Jejak yang Tak Terlihat 

Di sebuah tikungan jalan, saat kota masih terlelap dalam mimpi, tepat pukul 05.00 pagi dengan langit yang masih gelap dan sunyi, seorang pria paruh baya bernama Pak Arif melangkah pelan. Rompi oranye yang mulai memudar membungkus tubuhnya, dan sapu lidi yang setia digenggam erat di tangan teman dalam keheningan yang telah menemani bertahun-tahun.

Dengan langkah ringan dan gerakan yang penuh semangat, Pak Arif mulai menyapu trotoar kota yang masih sepi.

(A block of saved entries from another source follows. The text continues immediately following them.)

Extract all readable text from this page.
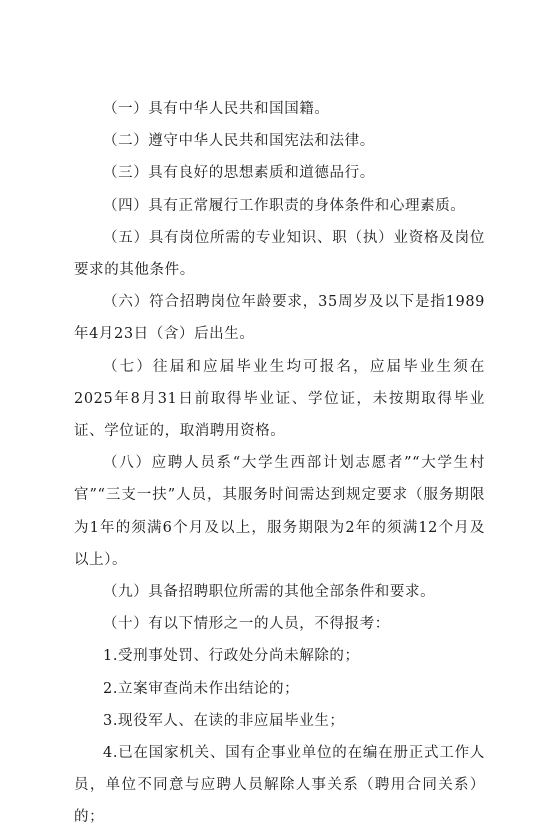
（一）具有中华人民共和国国籍。

（二）遵守中华人民共和国宪法和法律。

（三）具有良好的思想素质和道德品行。

（四）具有正常履行工作职责的身体条件和心理素质。

（五）具有岗位所需的专业知识、职（执）业资格及岗位要求的其他条件。

（六）符合招聘岗位年龄要求，35周岁及以下是指1989年4月23日（含）后出生。

（七）往届和应届毕业生均可报名，应届毕业生须在2025年8月31日前取得毕业证、学位证，未按期取得毕业证、学位证的，取消聘用资格。

（八）应聘人员系“大学生西部计划志愿者”“大学生村官”“三支一扶”人员，其服务时间需达到规定要求（服务期限为1年的须满6个月及以上，服务期限为2年的须满12个月及以上）。

（九）具备招聘职位所需的其他全部条件和要求。

（十）有以下情形之一的人员，不得报考：

1.受刑事处罚、行政处分尚未解除的；

2.立案审查尚未作出结论的；

3.现役军人、在读的非应届毕业生；

4.已在国家机关、国有企事业单位的在编在册正式工作人员，单位不同意与应聘人员解除人事关系（聘用合同关系）的；
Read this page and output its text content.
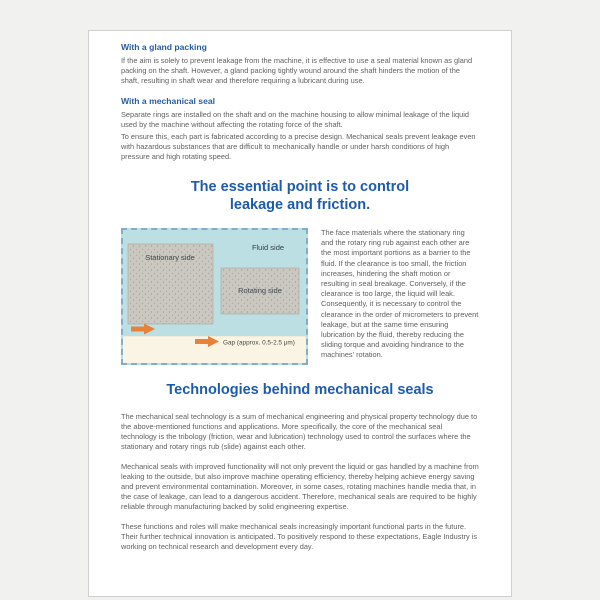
With a gland packing

If the aim is solely to prevent leakage from the machine, it is effective to use a seal material known as gland packing on the shaft. However, a gland packing tightly wound around the shaft hinders the motion of the shaft, resulting in shaft wear and therefore requiring a lubricant during use.

With a mechanical seal

Separate rings are installed on the shaft and on the machine housing to allow minimal leakage of the liquid used by the machine without affecting the rotating force of the shaft.

To ensure this, each part is fabricated according to a precise design. Mechanical seals prevent leakage even with hazardous substances that are difficult to mechanically handle or under harsh conditions of high pressure and high rotating speed.

The essential point is to control
leakage and friction.
Fluid side
Stationary side
Rotating side
Gap (approx. 0.5-2.5 μm)

The face materials where the stationary ring and the rotary ring rub against each other are the most important portions as a barrier to the fluid. If the clearance is too small, the friction increases, hindering the shaft motion or resulting in seal breakage. Conversely, if the clearance is too large, the liquid will leak. Consequently, it is necessary to control the clearance in the order of micrometers to prevent leakage, but at the same time ensuring lubrication by the fluid, thereby reducing the sliding torque and avoiding hindrance to the machines' rotation.

Technologies behind mechanical seals

The mechanical seal technology is a sum of mechanical engineering and physical property technology due to the above-mentioned functions and applications. More specifically, the core of the mechanical seal technology is the tribology (friction, wear and lubrication) technology used to control the surfaces where the stationary and rotary rings rub (slide) against each other.

Mechanical seals with improved functionality will not only prevent the liquid or gas handled by a machine from leaking to the outside, but also improve machine operating efficiency, thereby helping achieve energy saving and prevent environmental contamination. Moreover, in some cases, rotating machines handle media that, in the case of leakage, can lead to a dangerous accident. Therefore, mechanical seals are required to be highly reliable through manufacturing backed by solid engineering expertise.

These functions and roles will make mechanical seals increasingly important functional parts in the future. Their further technical innovation is anticipated. To positively respond to these expectations, Eagle Industry is working on technical research and development every day.
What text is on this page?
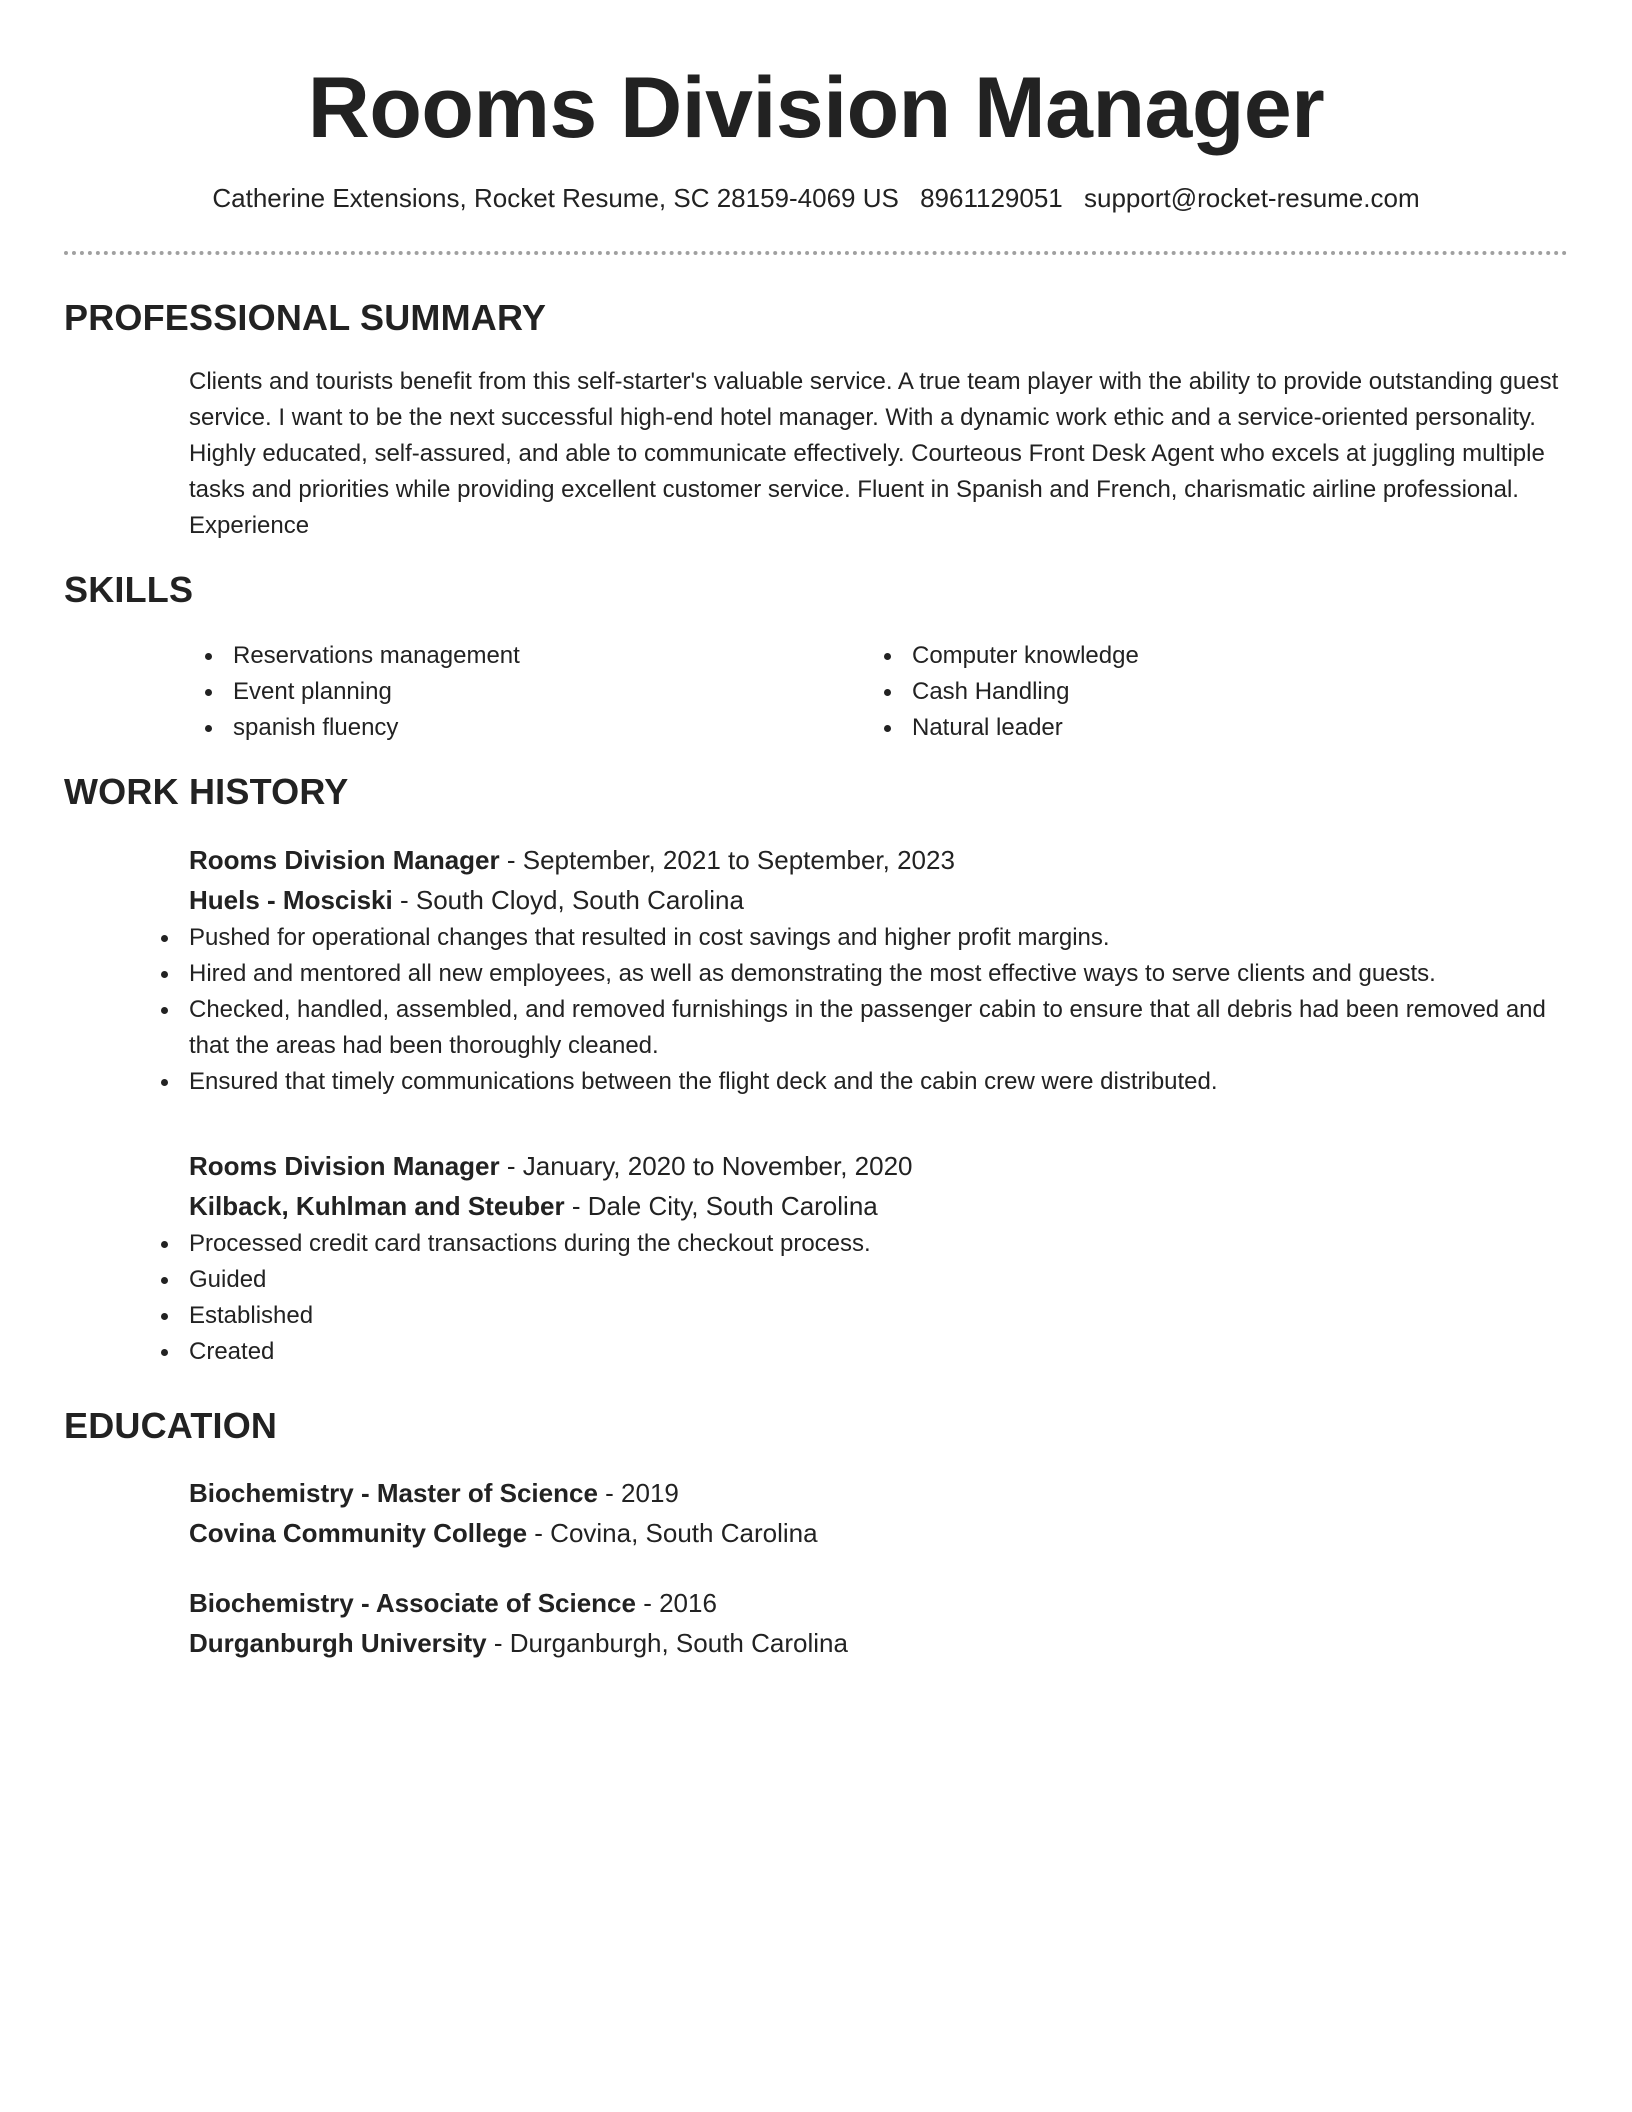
Rooms Division Manager
Catherine Extensions, Rocket Resume, SC 28159-4069 US 8961129051 support@rocket-resume.com
PROFESSIONAL SUMMARY

Clients and tourists benefit from this self-starter's valuable service. A true team player with the ability to provide outstanding guest service. I want to be the next successful high-end hotel manager. With a dynamic work ethic and a service-oriented personality. Highly educated, self-assured, and able to communicate effectively. Courteous Front Desk Agent who excels at juggling multiple tasks and priorities while providing excellent customer service. Fluent in Spanish and French, charismatic airline professional. Experience

SKILLS
Reservations management
Event planning
spanish fluency
Computer knowledge
Cash Handling
Natural leader
WORK HISTORY
Rooms Division Manager - September, 2021 to September, 2023
Huels - Mosciski - South Cloyd, South Carolina
Pushed for operational changes that resulted in cost savings and higher profit margins.
Hired and mentored all new employees, as well as demonstrating the most effective ways to serve clients and guests.
Checked, handled, assembled, and removed furnishings in the passenger cabin to ensure that all debris had been removed and that the areas had been thoroughly cleaned.
Ensured that timely communications between the flight deck and the cabin crew were distributed.
Rooms Division Manager - January, 2020 to November, 2020
Kilback, Kuhlman and Steuber - Dale City, South Carolina
Processed credit card transactions during the checkout process.
Guided
Established
Created
EDUCATION
Biochemistry - Master of Science - 2019
Covina Community College - Covina, South Carolina
Biochemistry - Associate of Science - 2016
Durganburgh University - Durganburgh, South Carolina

Bukan sekadar daun-daun kering yang ia bersihkan, tapi juga jejak-jejak ulah manusia: bungkus makanan, sampah plastik, botol kosong, dan sisa-sisa ketidaksadaran yang tercecer begitu saja.

Pak Arif bukan tokoh terkenal, ia bukan pejabat, bukan juga pahlawan yang dielu-elukan. Bahkan, para pengendara yang lalu-lalang seringkali tak memedulikannya. Namun, Pak Arif tetap bekerja dengan tenang dan tulus, seolah tahu bahwa kota ini membutuhkan seseorang yang peduli meskipun ia tidak dikenal.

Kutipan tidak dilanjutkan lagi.